Before launching the browser
- Confirm the URL and what state should be true after navigation.
- Decide what evidence is needed: full-page screenshot, viewport screenshot, console log, network trace, HTML snapshot, extracted text.
- Decide the viewport size that matters for the task (mobile vs desktop). Default to a desktop size unless the task is mobile-specific.
- For local dev servers, confirm the server is running and the port is what you expect.
Driving the browser
A typical verification session:
- Launch with a real-looking user agent when the target is the public internet; an unrealistic UA flags automation traffic.
- Set a sane viewport (e.g., 1366×768 desktop, 390×844 iPhone-ish).
- Navigate and wait for the right signal. Prefer waiting for a specific selector or network-idle over arbitrary sleeps.
- Capture evidence immediately after the wait condition succeeds, before any interaction perturbs the state.
- Interact deliberately. One click at a time, with a wait between actions; re-screenshot after each meaningful state change.
- Read the console and network panels for unexpected errors, 4xx/5xx responses, or slow requests.
- Close the browser cleanly when done. Long-running browser sessions leak memory and hold ports.
What evidence to record
For a verification task, deliver:
- A full-page or viewport screenshot of each meaningful state.
- The console log, filtered to warnings/errors.
- Any non-2xx network response with the URL, status, and a short response body excerpt.
- A short narration: "Navigated to X, observed Y, clicked Z, observed W."
For a UI bug repro, also record:
- The exact reproduction steps the user can follow.
- Viewport size and (where relevant) device pixel ratio.
- Whether the bug reproduces on first load vs after interaction.
Login-gated pages
- Prefer programmatic auth (API token, magic link) over UI login.
- If UI login is the only path, the user must provide credentials explicitly for this run. Never reuse credentials outside the session.
- Do not store credentials in the session log, screenshot, or returned output.
Performance and politeness
- Throttle to one navigation per few seconds when touching shared infra.
- Respect
robots.txtfor public sites you are inspecting at any volume. - Cancel navigations if a page exceeds a reasonable timeout (e.g., 30s); the page is broken or rate-limiting you.
- Do not retry forever on failure. Retry once with a longer timeout, then escalate.
Common failure modes
- Selector not found. Page changed, or you are waiting before render. Take a screenshot to see actual state; adjust the selector.
- Click does nothing. The element is offscreen, covered by a modal, or in a shadow DOM. Scroll into view or pierce the shadow root.
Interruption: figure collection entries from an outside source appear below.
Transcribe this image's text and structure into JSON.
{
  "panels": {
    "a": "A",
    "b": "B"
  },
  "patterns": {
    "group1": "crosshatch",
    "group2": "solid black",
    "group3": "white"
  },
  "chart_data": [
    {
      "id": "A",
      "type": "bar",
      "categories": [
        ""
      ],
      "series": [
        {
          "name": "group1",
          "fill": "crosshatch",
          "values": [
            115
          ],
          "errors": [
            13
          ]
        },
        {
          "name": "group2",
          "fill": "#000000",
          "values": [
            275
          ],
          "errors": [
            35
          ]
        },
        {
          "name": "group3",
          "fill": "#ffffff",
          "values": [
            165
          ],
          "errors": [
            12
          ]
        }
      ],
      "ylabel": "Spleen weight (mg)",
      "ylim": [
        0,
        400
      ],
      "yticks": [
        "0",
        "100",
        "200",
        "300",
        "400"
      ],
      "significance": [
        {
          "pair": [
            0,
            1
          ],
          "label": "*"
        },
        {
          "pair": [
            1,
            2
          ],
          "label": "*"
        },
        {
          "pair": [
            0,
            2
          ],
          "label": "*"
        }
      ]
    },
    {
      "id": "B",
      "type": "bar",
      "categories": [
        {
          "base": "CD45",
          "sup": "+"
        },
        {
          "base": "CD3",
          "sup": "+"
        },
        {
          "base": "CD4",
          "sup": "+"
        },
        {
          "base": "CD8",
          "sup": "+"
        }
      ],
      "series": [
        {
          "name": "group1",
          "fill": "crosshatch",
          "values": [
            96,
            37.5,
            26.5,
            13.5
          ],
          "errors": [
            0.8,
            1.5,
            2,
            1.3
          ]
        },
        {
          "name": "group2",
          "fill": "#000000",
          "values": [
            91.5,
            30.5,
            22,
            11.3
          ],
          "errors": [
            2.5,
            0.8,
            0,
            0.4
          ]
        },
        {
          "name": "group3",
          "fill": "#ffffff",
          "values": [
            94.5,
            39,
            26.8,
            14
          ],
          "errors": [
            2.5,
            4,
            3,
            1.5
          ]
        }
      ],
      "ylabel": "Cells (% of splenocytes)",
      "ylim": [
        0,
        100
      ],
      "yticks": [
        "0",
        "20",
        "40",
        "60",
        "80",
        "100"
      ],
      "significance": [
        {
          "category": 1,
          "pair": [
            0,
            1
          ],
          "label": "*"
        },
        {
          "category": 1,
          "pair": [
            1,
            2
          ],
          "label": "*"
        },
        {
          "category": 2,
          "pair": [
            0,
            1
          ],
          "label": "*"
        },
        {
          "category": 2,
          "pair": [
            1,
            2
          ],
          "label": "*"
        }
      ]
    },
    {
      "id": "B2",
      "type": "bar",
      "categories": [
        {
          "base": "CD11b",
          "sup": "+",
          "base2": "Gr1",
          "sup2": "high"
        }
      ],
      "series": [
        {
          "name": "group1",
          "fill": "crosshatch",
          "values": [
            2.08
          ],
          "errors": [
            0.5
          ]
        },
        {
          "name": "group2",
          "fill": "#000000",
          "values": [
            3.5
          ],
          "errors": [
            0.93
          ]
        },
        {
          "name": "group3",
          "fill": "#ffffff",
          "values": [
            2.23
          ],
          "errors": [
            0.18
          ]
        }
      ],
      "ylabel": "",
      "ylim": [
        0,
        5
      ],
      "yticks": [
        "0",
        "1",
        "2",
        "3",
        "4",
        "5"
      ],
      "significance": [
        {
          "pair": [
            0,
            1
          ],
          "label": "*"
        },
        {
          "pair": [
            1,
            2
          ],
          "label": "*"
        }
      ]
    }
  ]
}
- Headless detection. Some sites detect headless Chrome and serve a different page. Use a non-headless mode or a fingerprint-realistic configuration only when authorized.
- Cross-origin iframe blocking. Iframes you do not own cannot be inspected; the page must offer the data outside the iframe or the task is infeasible.
Anti-patterns
- Long unsupervised browser sessions that drift from the original task.
- Scraping behind authentication you do not own.
- Captioning a screenshot with "looks good" without saying what state was loaded and what selectors confirmed it.
- Treating a passing screenshot as proof of correctness across viewports you did not actually test.